Em "Vida Conjugal", de Sergio Pitol, ganhador do Prêmio
Cervantes, é assim. Jacqueline
Cascorro, a esposa indignada,
lê Balzac, frequenta saraus na
casa de sua amiga "inteligente",
mas já não extrai disso conhecimento algum. Sua repulsa pelo
comportamento do marido é
mais estética do que ética.
O problema é que "não pega
bem", e uma esposa traída deve
se sentir humilhada e retribuir
na mesma moeda. Ainda como
paródia de uma profundidade
perdida, em "Vida Conjugal", o
que faz o mal surgir em Jacqueline é uma banalidade: o estouro de uma champanhe e uma
pata quebrada de caranguejo.
Mas, à diferença da madeleine de Proust, que faz o personagem lembrar involuntariamente de sua infância inteira, o que
a banalidade suscita em Jacqueline são "ideias muito más".

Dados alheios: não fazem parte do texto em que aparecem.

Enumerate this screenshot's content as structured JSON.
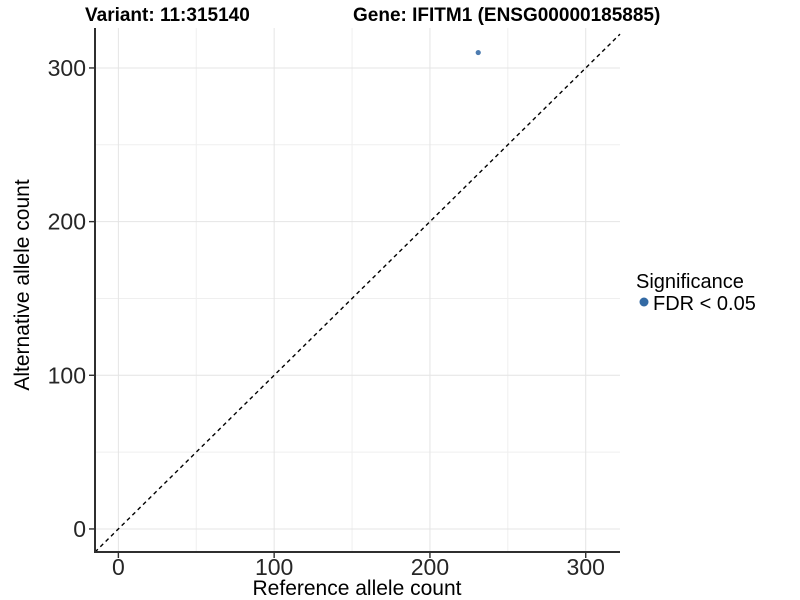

Más, mas sem a grandeza da
maldade. Más no sentido mais
mesquinho de mau. Jacqueline
decide livrar-se do marido. E, é
claro, pois estamos num mundo irônico, suas tentativas fracassam. Não porque haja alguma culpabilidade, mas simplesmente porque ela não está a altura de um assassinato.
Trata-se de uma personagem
tão carregada de ridículo, que o
que parece sério, no início, revela-se irônico em todo o breve
romance. O marido é um empresário que está construindo
um resort em Cuernavaca; a secretária conta à esposa todas as
façanhas sexuais do patrão.
Metalinguagem
Balzac e Proust revisitados,
no retrato da vida burguesa e
na lembrança involuntária,
mas rebaixados ao tamanho de
uma nova potência do liquidificador. Não é à toa que o autor se
vale de metalinguagem: "Mas é preciso voltar àquele pensamento (...) ao qual já se fez referência no capítulo anterior".
A metalinguagem, desde
sempre, é um índice de que o
autor está no comando e não a
entregou para o leitor num
efeito ilusionista. Ele, e nós, sabemos tratar-se de uma paródia, sabemos ser leitores críticos e somos convidados a rir de
Jacqueline e, se possível, a rirmos de nós também, porque todos têm uma pequena Jacqueline dentro de si.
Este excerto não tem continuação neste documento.